In his Modern English Usage, Henry Fowler used the term Wardour Street for ‘a selection of oddments calculated to establish (in the eyes of some readers) their claim to be persons of taste and writers of beautiful English’.
In his Modern English Usage, Henry Fowler used the term Wardour Street for ‘a selection of oddments calculated to establish (in the eyes of some readers) their claim to be persons of taste and writers of beautiful English’. The metaphor was taken from the street in Soho, later occupied by the film industry, once the place for dealers in antique, or imitation-antique furniture. Among Fowler’s examples of Wardour Street English were anent, aplenty, forebears, perchance and well-nigh.
‘As always,’ boasts the preface to the new edition of The Chambers Dictionary, ‘we have resisted the temptation to discard rare, literary and historical words; in fact we have gone out of our way to celebrate these and other intriguing or charming words by highlighting them on the page.’ Well, one woman’s charming is another woman’s twee, not to say kitsch. Which of these highlighted words would you care to pick up from the dealers’ stalls? Urchin-shows, grum, rantipole, had-I-wist, Newgate fringe, fogle, thunder-plump. If you took them all aboard, you’d be in danger of sounding like a novel by Jeffrey Farnol.

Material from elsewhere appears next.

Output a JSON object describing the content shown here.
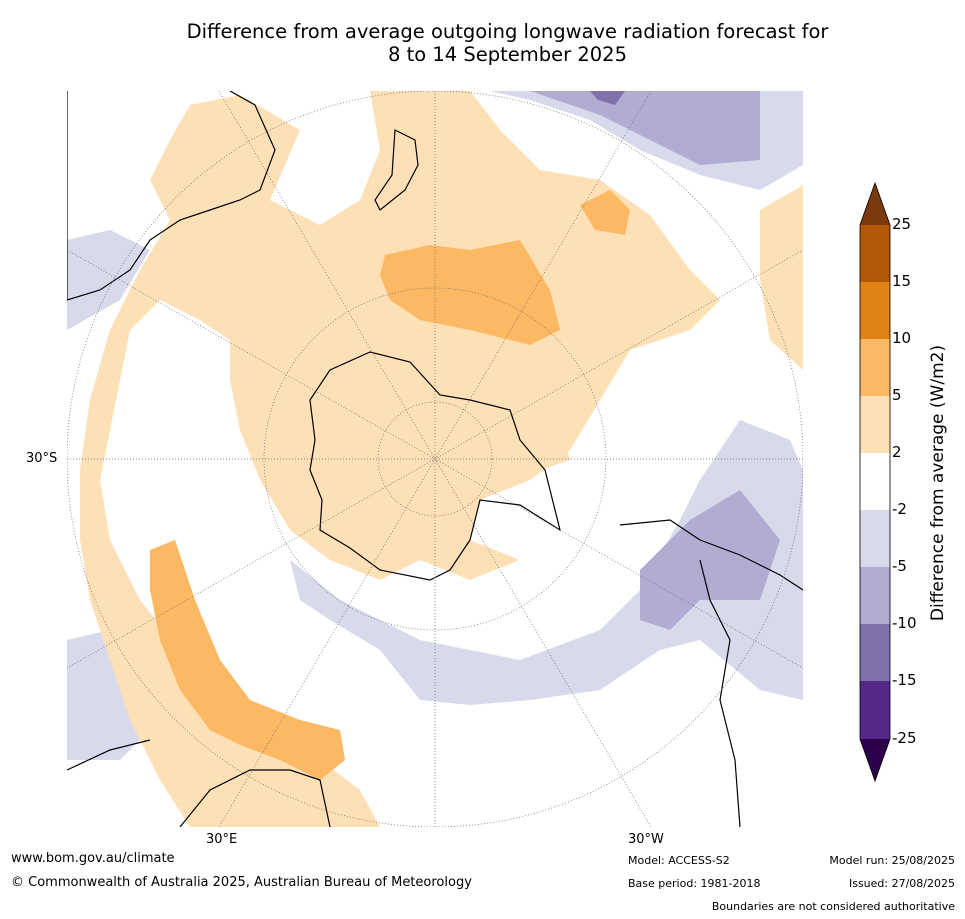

Chambers (the apostrophe having being discarded in 1972, the year after decimal currency came in) has developed a queasy notion that it appeals to ‘Word Lovers’. ‘At Chambers, words are our passion,’ it declares, unafraid of cliché:
Our awareness that our love of language is matched by that of our users also motivated an exquisite new supplement, The Word Lover’s Miscellany, which truly celebrates words and the word lover’s dictionary.